Susurro palavras bonitas para o vento na varanda. Fecho os olhos, sorrindo para a brisa suave que vem de encontro com o meu corpo. Começo a resmungar alguns versos de
Automatic, enquanto permaneço de olhos fechados.

Me imagino no palco, cantando para todos aqueles que tem algum apresso por mim. Percebo que estou cantando de verdade, em voz alta. Me calo no mesmo instante. Não quero incomodar ninguém com a minha cantoria. Olho uma última vez para o céu estrelado e volto para o aconchego do hotel. Meu irmão e meus amigos, Tom, Gustav e Georg, estão sentados no sofá enquanto jogam algum tipo de jogo na TV. Passo por eles e vou direto para a cozinha. Quando estou prestes a chegar lá, o barulho da campainha chega aos meus ouvidos.

Olho para os garotos mas nenhum parece perceber. Ando até lá e espio pelo olho. A garota que ainda hoje vi. Jess, como foi pronunciado por aquele homem que não me pareceu uma boa pessoa. Abro a porta e os seus olhos encontram os meus, logo desviando. Quando a vejo, é difícil não sentir pena.

Seus olhos são opacos, sem brilho. Há olheiras profundas em seus neles, além de ter as bochechas extremamente finas. É magra demais para a sua altura... Contenho um suspiro. O sorriso forçado que ela traz faz meu coração doer.

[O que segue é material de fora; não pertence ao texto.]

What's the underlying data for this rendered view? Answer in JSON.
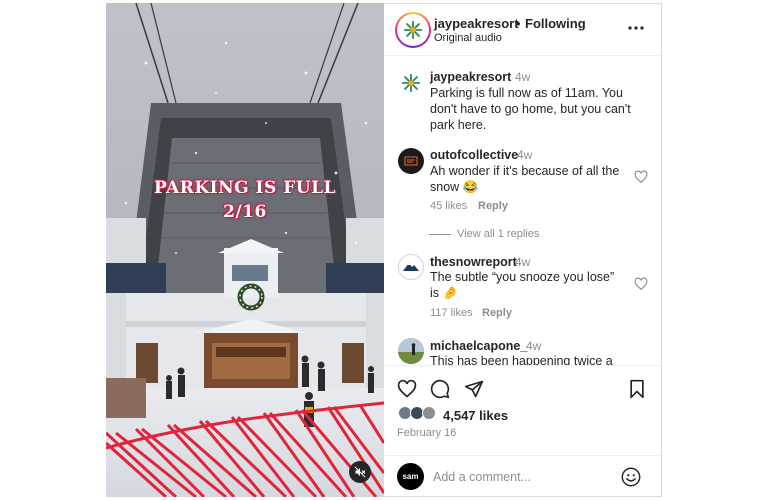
{
  "video": {
    "overlay_line1": "PARKING IS FULL",
    "overlay_line2": "2/16",
    "mute_icon": "speaker-muted-icon"
  },
  "header": {
    "username": "jaypeakresort",
    "separator": "•",
    "follow_status": "Following",
    "audio": "Original audio",
    "more_icon": "more-horizontal-icon"
  },
  "caption": {
    "username": "jaypeakresort",
    "time": "4w",
    "text": "Parking is full now as of 11am. You don't have to go home, but you can't park here."
  },
  "comments": [
    {
      "username": "outofcollective",
      "time": "4w",
      "text": "Ah wonder if it's because of all the snow 😂",
      "likes": "45 likes",
      "reply": "Reply",
      "view_replies": "View all 1 replies"
    },
    {
      "username": "thesnowreport",
      "time": "4w",
      "text": "The subtle “you snooze you lose” is 🤌",
      "likes": "117 likes",
      "reply": "Reply"
    },
    {
      "username": "michaelcapone_",
      "time": "4w",
      "text": "This has been happening twice a"
    }
  ],
  "actions": {
    "like_icon": "heart-icon",
    "comment_icon": "comment-icon",
    "share_icon": "paper-plane-icon",
    "save_icon": "bookmark-icon",
    "likes_count": "4,547 likes",
    "date": "February 16"
  },
  "add_comment": {
    "avatar_text": "sam",
    "placeholder": "Add a comment...",
    "emoji_icon": "smiley-icon"
  },
  "colors": {
    "overlay_text_glow": "#d01e4a",
    "netting": "#e0253a",
    "text_primary": "#262626",
    "text_secondary": "#8e8e8e"
  }
}
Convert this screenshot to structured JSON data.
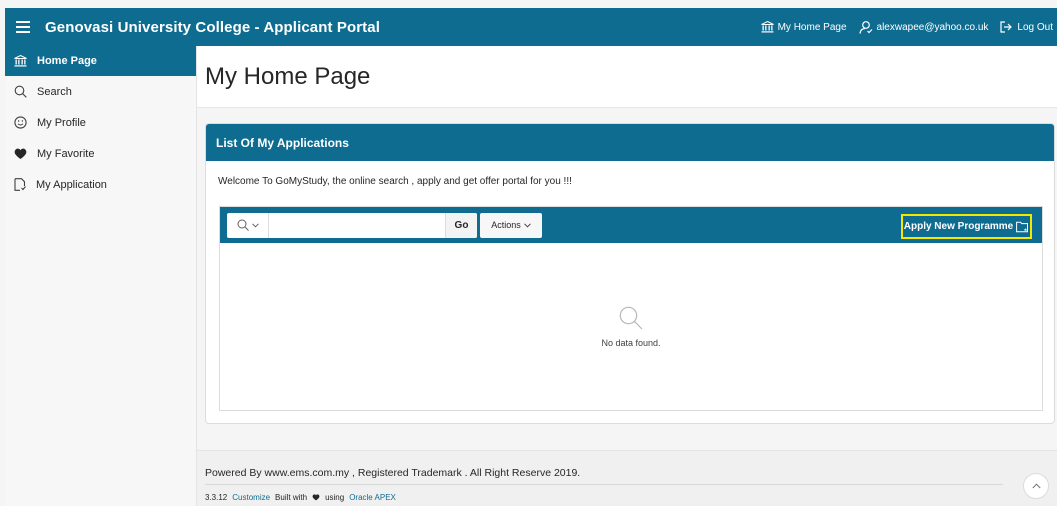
{
  "header": {
    "app_title": "Genovasi University College - Applicant Portal",
    "home_link": "My Home Page",
    "user_email": "alexwapee@yahoo.co.uk",
    "logout_label": "Log Out"
  },
  "sidebar": {
    "items": [
      {
        "label": "Home Page",
        "icon": "bank-icon",
        "active": true
      },
      {
        "label": "Search",
        "icon": "search-icon"
      },
      {
        "label": "My Profile",
        "icon": "smiley-icon"
      },
      {
        "label": "My Favorite",
        "icon": "heart-icon"
      },
      {
        "label": "My Application",
        "icon": "document-icon"
      }
    ]
  },
  "main": {
    "page_title": "My Home Page",
    "region_title": "List Of My Applications",
    "welcome_text": "Welcome To GoMyStudy, the online search , apply and get offer portal for you !!!",
    "report": {
      "search_value": "",
      "go_label": "Go",
      "actions_label": "Actions",
      "apply_label": "Apply New Programme",
      "no_data_label": "No data found."
    }
  },
  "footer": {
    "powered_text": "Powered By www.ems.com.my , Registered Trademark . All Right Reserve 2019.",
    "version": "3.3.12",
    "customize_label": "Customize",
    "built_with_label": "Built with",
    "using_label": "using",
    "apex_label": "Oracle APEX"
  },
  "colors": {
    "primary": "#0f6c91",
    "highlight": "#f5e800"
  }
}
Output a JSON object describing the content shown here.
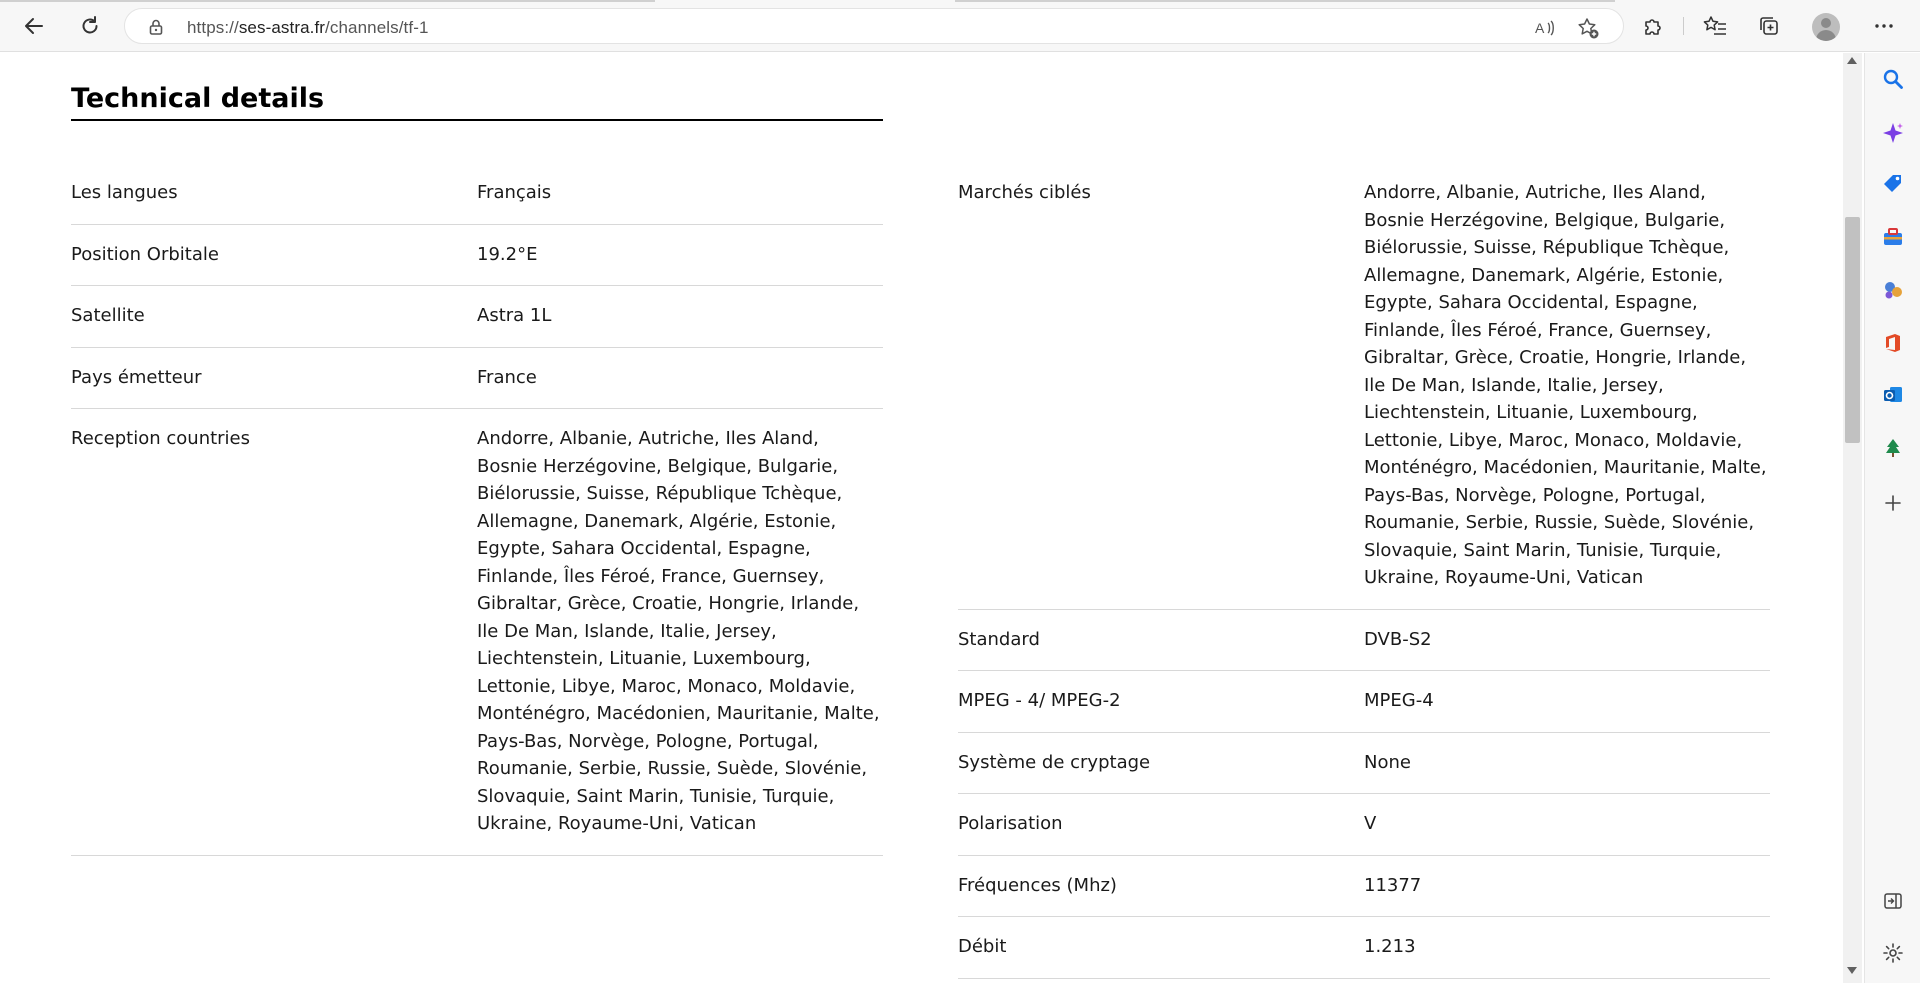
{
  "browser": {
    "url_prefix": "https://",
    "url_host": "ses-astra.fr",
    "url_path": "/channels/tf-1",
    "icons": {
      "back": "arrow-left-icon",
      "refresh": "refresh-icon",
      "lock": "lock-icon",
      "read_aloud": "read-aloud-icon",
      "add_favorite": "star-add-icon",
      "extensions": "puzzle-icon",
      "favorites": "favorites-list-icon",
      "collections": "collections-icon",
      "profile": "avatar",
      "more": "more-dots-icon"
    }
  },
  "page": {
    "section_title": "Technical details",
    "left_rows": [
      {
        "label": "Les langues",
        "value": "Français"
      },
      {
        "label": "Position Orbitale",
        "value": "19.2°E"
      },
      {
        "label": "Satellite",
        "value": "Astra 1L"
      },
      {
        "label": "Pays émetteur",
        "value": "France"
      },
      {
        "label": "Reception countries",
        "value": "Andorre, Albanie, Autriche, Iles Aland, Bosnie Herzégovine, Belgique, Bulgarie, Biélorussie, Suisse, République Tchèque, Allemagne, Danemark, Algérie, Estonie, Egypte, Sahara Occidental, Espagne, Finlande, Îles Féroé, France, Guernsey, Gibraltar, Grèce, Croatie, Hongrie, Irlande, Ile De Man, Islande, Italie, Jersey, Liechtenstein, Lituanie, Luxembourg, Lettonie, Libye, Maroc, Monaco, Moldavie, Monténégro, Macédonien, Mauritanie, Malte, Pays-Bas, Norvège, Pologne, Portugal, Roumanie, Serbie, Russie, Suède, Slovénie, Slovaquie, Saint Marin, Tunisie, Turquie, Ukraine, Royaume-Uni, Vatican"
      }
    ],
    "right_rows": [
      {
        "label": "Marchés ciblés",
        "value": "Andorre, Albanie, Autriche, Iles Aland, Bosnie Herzégovine, Belgique, Bulgarie, Biélorussie, Suisse, République Tchèque, Allemagne, Danemark, Algérie, Estonie, Egypte, Sahara Occidental, Espagne, Finlande, Îles Féroé, France, Guernsey, Gibraltar, Grèce, Croatie, Hongrie, Irlande, Ile De Man, Islande, Italie, Jersey, Liechtenstein, Lituanie, Luxembourg, Lettonie, Libye, Maroc, Monaco, Moldavie, Monténégro, Macédonien, Mauritanie, Malte, Pays-Bas, Norvège, Pologne, Portugal, Roumanie, Serbie, Russie, Suède, Slovénie, Slovaquie, Saint Marin, Tunisie, Turquie, Ukraine, Royaume-Uni, Vatican"
      },
      {
        "label": "Standard",
        "value": "DVB-S2"
      },
      {
        "label": "MPEG - 4/ MPEG-2",
        "value": "MPEG-4"
      },
      {
        "label": "Système de cryptage",
        "value": "None"
      },
      {
        "label": "Polarisation",
        "value": "V"
      },
      {
        "label": "Fréquences (Mhz)",
        "value": "11377"
      },
      {
        "label": "Débit",
        "value": "1.213"
      }
    ]
  },
  "sidebar": {
    "icons": [
      "search-icon",
      "copilot-icon",
      "shopping-tag-icon",
      "tools-icon",
      "games-icon",
      "office-icon",
      "outlook-icon",
      "tree-icon",
      "add-icon"
    ],
    "bottom_icons": [
      "sidebar-toggle-icon",
      "settings-gear-icon"
    ]
  },
  "colors": {
    "accent_blue": "#1a73e8",
    "text": "#1a1a1a",
    "rule": "#d8d8d8"
  }
}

- Desculpa te incomodar há essas horas, mas queria agradecer e pedir perdão por antes - ela diz, com os olhos no chão e as mãos entrelaçadas atrás do corpo.

Arqueio as sobrancelhas. Entendo. Ela estava em uma situação que não era de se orgulhar. Cheirava a álcool e provavelmente se sentiu mal assim que o efeito da bebida passou. Vejo um novo hematoma em seu rosto e cerro os dentes.

- Me encontro em dívida com você - Jess termina, fazendo uma leve reverencia com a cabeça, sem olhar para mim.

Sinto uma raiva que cresce lentamente em meu âmago. Lembro do rosto daquele ser que não é digno de ser considerado um homem. Lembro de seu semblante ao levar Jess consigo e a mão se fechando com força no braço da garota.

- Eu aceito sua gratidão e o seu pedido de desculpas - respondo, tentando permanecer sereno - E tenho uma proposta para ficarmos quites.

Jess levanta o olhar. Acho que ela não esperava que eu dissesse a última frase. Falou que estava em dívida comigo apenas por educação, não pensava que eu logo barganharia.

- E... qual é? - a garota pergunta, curiosa.

- Você vai ter que terminar com o seu namorado - digo, percebendo o choque que minhas palavras provocaram em seu rosto - E terá que denunciá-lo para a polícia por agressão.

Ela abre a boca, supresa demais para dizer alguma coisa. Seus olhos se enchem de lágrimas e o olhar cai para o chão novamente. Sei que foi perturbador para ela eu dizer isso, mas não voltaria atrás com a minha palavra.

- Você não precisa ter medo dele - continuo, percebendo que ela nada dirá - Vejo nos seus olhos e em todo o seu corpo o que ele faz com você. Isso não é certo. Não é amo...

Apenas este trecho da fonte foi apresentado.